How Boston lost its boomer entrepeneurial class
Sunday, August 5th, 2007There is a lot of hand-wringing right now about a NY Times article on the Silicon Valley treadmill that keeps even millionaires slaving away. It’s interesting to compare this to a recent Boston Globe article that rightly compared the local tech scene to a ghost town. The real story here is that millionaire baby boomers in the Valley are still creating new companies and new jobs, while their peers in the Boston area aren’t. The Times seems to feel the Valley phenomemon is obviously negative, and solely based on envy for their billionaire neighbors. Why don’t these millionaires stop running? Well, why should they? Why should a fifty year old retire when she can still contribute to society?
I can’t speak authoritatively about the motivations of Valley millionaires, but I do know what goes through the mind of a Boston tech millionaire, because I am one. That’s not an exclusive club. We don’t have many billionaires here, but there are plenty of people who like me cashed out enough during the dotcom to pay off their house, and afford to send their kids to college without taking loans. Does that make me rich? Hardly, but I could afford to live an upper-middle class lifestyle for the rest of my days. So why don’t I retire, like the NY Times suggests?

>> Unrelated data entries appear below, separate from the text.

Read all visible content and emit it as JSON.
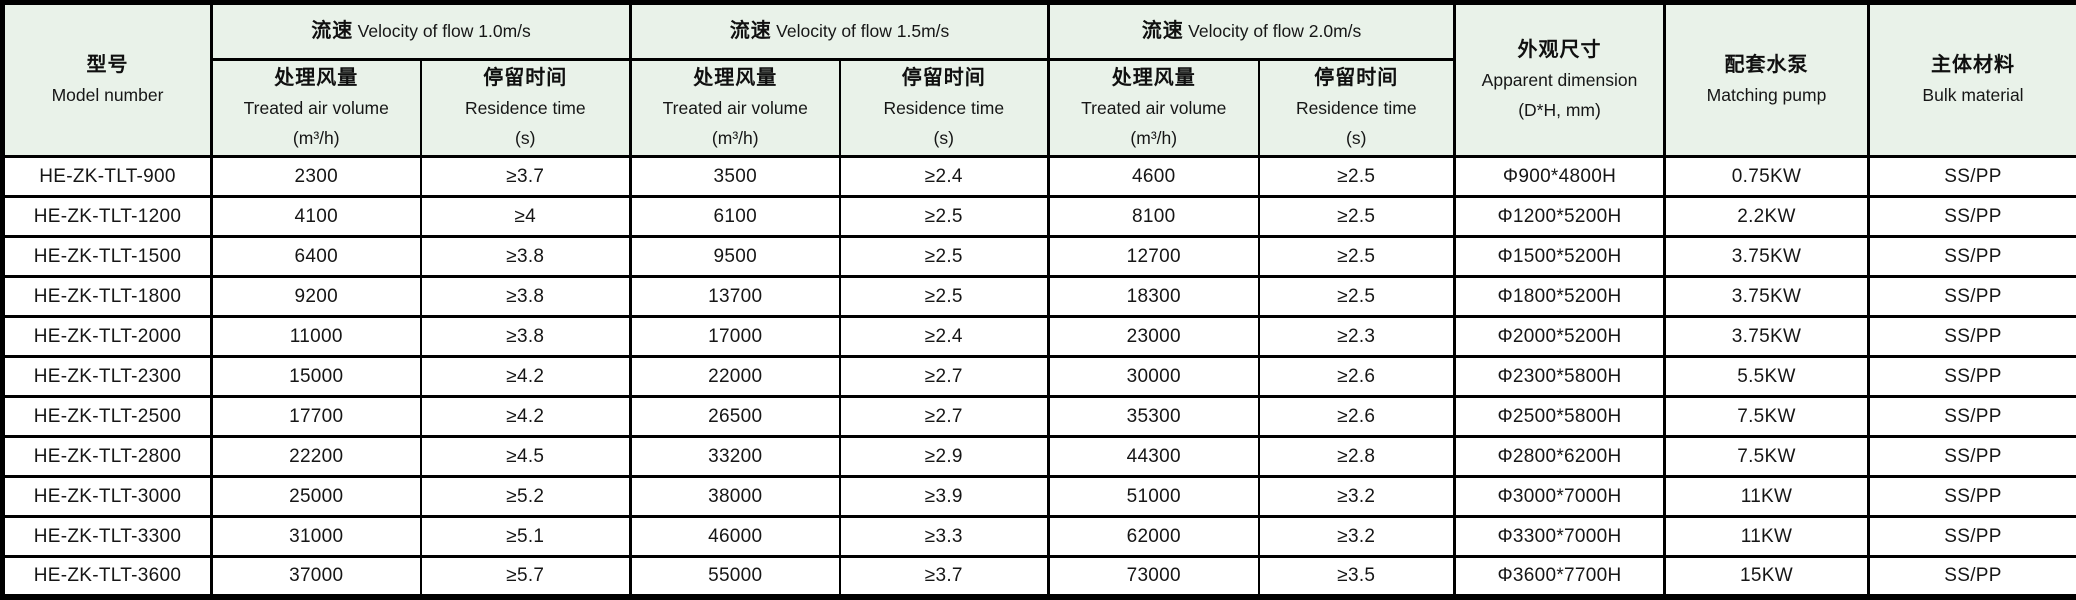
{
  "header": {
    "model": {
      "zh": "型号",
      "en": "Model number"
    },
    "groups": [
      {
        "zh": "流速",
        "en": "Velocity of flow 1.0m/s"
      },
      {
        "zh": "流速",
        "en": "Velocity of flow 1.5m/s"
      },
      {
        "zh": "流速",
        "en": "Velocity of flow 2.0m/s"
      }
    ],
    "sub": {
      "air": {
        "zh": "处理风量",
        "en": "Treated air volume",
        "unit": "(m³/h)"
      },
      "time": {
        "zh": "停留时间",
        "en": "Residence time",
        "unit": "(s)"
      }
    },
    "dimension": {
      "zh": "外观尺寸",
      "en": "Apparent dimension",
      "unit": "(D*H, mm)"
    },
    "pump": {
      "zh": "配套水泵",
      "en": "Matching pump"
    },
    "material": {
      "zh": "主体材料",
      "en": "Bulk material"
    }
  },
  "rows": [
    {
      "model": "HE-ZK-TLT-900",
      "v10_air": "2300",
      "v10_time": "≥3.7",
      "v15_air": "3500",
      "v15_time": "≥2.4",
      "v20_air": "4600",
      "v20_time": "≥2.5",
      "dimension": "Φ900*4800H",
      "pump": "0.75KW",
      "material": "SS/PP"
    },
    {
      "model": "HE-ZK-TLT-1200",
      "v10_air": "4100",
      "v10_time": "≥4",
      "v15_air": "6100",
      "v15_time": "≥2.5",
      "v20_air": "8100",
      "v20_time": "≥2.5",
      "dimension": "Φ1200*5200H",
      "pump": "2.2KW",
      "material": "SS/PP"
    },
    {
      "model": "HE-ZK-TLT-1500",
      "v10_air": "6400",
      "v10_time": "≥3.8",
      "v15_air": "9500",
      "v15_time": "≥2.5",
      "v20_air": "12700",
      "v20_time": "≥2.5",
      "dimension": "Φ1500*5200H",
      "pump": "3.75KW",
      "material": "SS/PP"
    },
    {
      "model": "HE-ZK-TLT-1800",
      "v10_air": "9200",
      "v10_time": "≥3.8",
      "v15_air": "13700",
      "v15_time": "≥2.5",
      "v20_air": "18300",
      "v20_time": "≥2.5",
      "dimension": "Φ1800*5200H",
      "pump": "3.75KW",
      "material": "SS/PP"
    },
    {
      "model": "HE-ZK-TLT-2000",
      "v10_air": "11000",
      "v10_time": "≥3.8",
      "v15_air": "17000",
      "v15_time": "≥2.4",
      "v20_air": "23000",
      "v20_time": "≥2.3",
      "dimension": "Φ2000*5200H",
      "pump": "3.75KW",
      "material": "SS/PP"
    },
    {
      "model": "HE-ZK-TLT-2300",
      "v10_air": "15000",
      "v10_time": "≥4.2",
      "v15_air": "22000",
      "v15_time": "≥2.7",
      "v20_air": "30000",
      "v20_time": "≥2.6",
      "dimension": "Φ2300*5800H",
      "pump": "5.5KW",
      "material": "SS/PP"
    },
    {
      "model": "HE-ZK-TLT-2500",
      "v10_air": "17700",
      "v10_time": "≥4.2",
      "v15_air": "26500",
      "v15_time": "≥2.7",
      "v20_air": "35300",
      "v20_time": "≥2.6",
      "dimension": "Φ2500*5800H",
      "pump": "7.5KW",
      "material": "SS/PP"
    },
    {
      "model": "HE-ZK-TLT-2800",
      "v10_air": "22200",
      "v10_time": "≥4.5",
      "v15_air": "33200",
      "v15_time": "≥2.9",
      "v20_air": "44300",
      "v20_time": "≥2.8",
      "dimension": "Φ2800*6200H",
      "pump": "7.5KW",
      "material": "SS/PP"
    },
    {
      "model": "HE-ZK-TLT-3000",
      "v10_air": "25000",
      "v10_time": "≥5.2",
      "v15_air": "38000",
      "v15_time": "≥3.9",
      "v20_air": "51000",
      "v20_time": "≥3.2",
      "dimension": "Φ3000*7000H",
      "pump": "11KW",
      "material": "SS/PP"
    },
    {
      "model": "HE-ZK-TLT-3300",
      "v10_air": "31000",
      "v10_time": "≥5.1",
      "v15_air": "46000",
      "v15_time": "≥3.3",
      "v20_air": "62000",
      "v20_time": "≥3.2",
      "dimension": "Φ3300*7000H",
      "pump": "11KW",
      "material": "SS/PP"
    },
    {
      "model": "HE-ZK-TLT-3600",
      "v10_air": "37000",
      "v10_time": "≥5.7",
      "v15_air": "55000",
      "v15_time": "≥3.7",
      "v20_air": "73000",
      "v20_time": "≥3.5",
      "dimension": "Φ3600*7700H",
      "pump": "15KW",
      "material": "SS/PP"
    }
  ],
  "colors": {
    "header_bg": "#e9f2e9",
    "border": "#000000",
    "row_bg": "#ffffff",
    "text": "#161616"
  }
}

I tried retiring, but that was deadly dull. Then I tried being an angel investor, and what I saw was roomfuls of people who looked just like me pretending to be financial types when they were really CEOs, CTOs, and COOs. These were the baby boomer entrepreneurs who built Boston into a software powerhouse in the Eighties and captured a fair amount of the dotcom gold in the Nineties. The big difference on the East Coast is that we have lives outside the tech industry. We had kids in high school, and this was our last chance to spend time with them before they left for school. We had other interests that led us to go back to school, or start that restaurant we always wanted. In the Valley, being a software person is what you are, not just what you do. I finally decided that being a software guy is what I am also, and that starting software companies is the only time I really feel alive. I hope my peers come to the same realization, or else this town won’t get back into the software world for a long time. As for me, I’m going to become bi-coastal. I can alternate between living a real life in the East and spending time with people my age who still want to get things done out West.